ADP employment report
Total nonfarm private employment increased by 2.369 million in June, after 2.760 million jobs were lost in May, ADP said Wednesday.
Economists polled by IFR Markets expected the number of jobs to rise to 3.0 million.
“Small business hiring picked up in the month of June,” said Ahu Yildirmaz, vice president and co-head of the ADP Research Institute. “As the economy slowly continues to recover, we are seeing a significant rebound in industries that once experienced the greatest job losses.

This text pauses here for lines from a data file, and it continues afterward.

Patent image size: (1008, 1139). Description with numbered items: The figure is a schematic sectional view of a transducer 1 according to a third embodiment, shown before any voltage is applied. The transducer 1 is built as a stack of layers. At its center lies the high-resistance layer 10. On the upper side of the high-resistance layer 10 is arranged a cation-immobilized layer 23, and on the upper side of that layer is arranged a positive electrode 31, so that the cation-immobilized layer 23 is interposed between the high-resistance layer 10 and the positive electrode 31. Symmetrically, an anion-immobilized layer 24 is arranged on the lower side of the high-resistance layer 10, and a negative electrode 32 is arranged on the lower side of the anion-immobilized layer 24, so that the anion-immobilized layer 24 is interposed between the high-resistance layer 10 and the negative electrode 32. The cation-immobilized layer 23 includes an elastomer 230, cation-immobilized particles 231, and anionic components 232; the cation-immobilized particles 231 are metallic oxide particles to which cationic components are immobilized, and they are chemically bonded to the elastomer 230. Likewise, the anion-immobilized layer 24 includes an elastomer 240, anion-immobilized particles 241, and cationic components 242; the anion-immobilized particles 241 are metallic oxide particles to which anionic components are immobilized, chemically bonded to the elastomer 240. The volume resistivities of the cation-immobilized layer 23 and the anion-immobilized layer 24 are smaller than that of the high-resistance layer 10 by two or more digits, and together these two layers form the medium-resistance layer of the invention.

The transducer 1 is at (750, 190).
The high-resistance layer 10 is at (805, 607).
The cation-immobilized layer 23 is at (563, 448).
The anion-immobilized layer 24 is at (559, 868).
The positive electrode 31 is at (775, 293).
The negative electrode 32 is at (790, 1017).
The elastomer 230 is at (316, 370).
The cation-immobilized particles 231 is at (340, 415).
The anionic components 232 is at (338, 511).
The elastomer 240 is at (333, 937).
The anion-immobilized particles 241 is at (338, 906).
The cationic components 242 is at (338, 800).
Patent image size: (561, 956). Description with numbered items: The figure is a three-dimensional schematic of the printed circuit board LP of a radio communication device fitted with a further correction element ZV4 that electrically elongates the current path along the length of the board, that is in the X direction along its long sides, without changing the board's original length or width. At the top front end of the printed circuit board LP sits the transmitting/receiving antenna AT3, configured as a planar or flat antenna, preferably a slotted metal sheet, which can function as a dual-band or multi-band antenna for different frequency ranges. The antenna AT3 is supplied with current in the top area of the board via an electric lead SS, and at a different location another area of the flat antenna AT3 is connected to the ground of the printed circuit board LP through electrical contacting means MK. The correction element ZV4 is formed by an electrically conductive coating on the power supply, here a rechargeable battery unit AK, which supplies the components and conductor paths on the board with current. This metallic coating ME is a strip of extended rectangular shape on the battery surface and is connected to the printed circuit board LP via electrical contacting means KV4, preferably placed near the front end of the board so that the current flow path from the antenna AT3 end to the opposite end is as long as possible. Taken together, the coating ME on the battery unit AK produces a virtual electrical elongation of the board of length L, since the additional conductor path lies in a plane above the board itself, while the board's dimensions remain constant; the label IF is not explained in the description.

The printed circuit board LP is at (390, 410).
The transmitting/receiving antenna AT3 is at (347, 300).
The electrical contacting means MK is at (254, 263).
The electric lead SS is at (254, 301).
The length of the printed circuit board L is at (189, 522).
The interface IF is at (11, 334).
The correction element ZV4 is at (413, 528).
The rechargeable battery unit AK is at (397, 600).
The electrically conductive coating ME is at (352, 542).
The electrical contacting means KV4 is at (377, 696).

In fact, 70 percent of the jobs added this month were in the leisure and hospitality, trade and construction industries.”
ISM manufacturing PMI
The Institute for Supply Management's manufacturing sector index rose to 52.6% in June from 43.1% in May, according to the release on Wednesday.
Economists expected the index would rise to 49.0%.
“This figure indicates expansion in the overall economy for the second straight month after April’s contraction, which ended a period of 131 consecutive months of growth,” the release said. “June signifies manufacturing entering an expected expansion cycle after the disruption caused by the coronavirus (COVID-19) pandemic.”
The new orders index grew to 56.4% from May’s 32.9%. Production gained to 57.3% from 33.2% the previous month.
The employment index climbed to 42.1% from 32.1%. The prices index rose to 51.3% from 40.8%, while inventory sentiment nudged up to 50.5% from 50.4%.
Construction spending in May was estimated at a seasonally adjusted annual rate of $1.356.4 billion or 2.1% below the revised April estimate of $1.386.1 billion, according to data released by The U.S. Census Bureau on Wednesday.
Economists expected spending to increase 1.0%.
However, the most recent figure is 0.3% higher than the $1.353 billion of spending that occurred in May of 2019.
For the first five months of the year, construction spending totaled $543.2 billion or 5.7% more than the $513.7 billion that occurred in the same time period of 2019.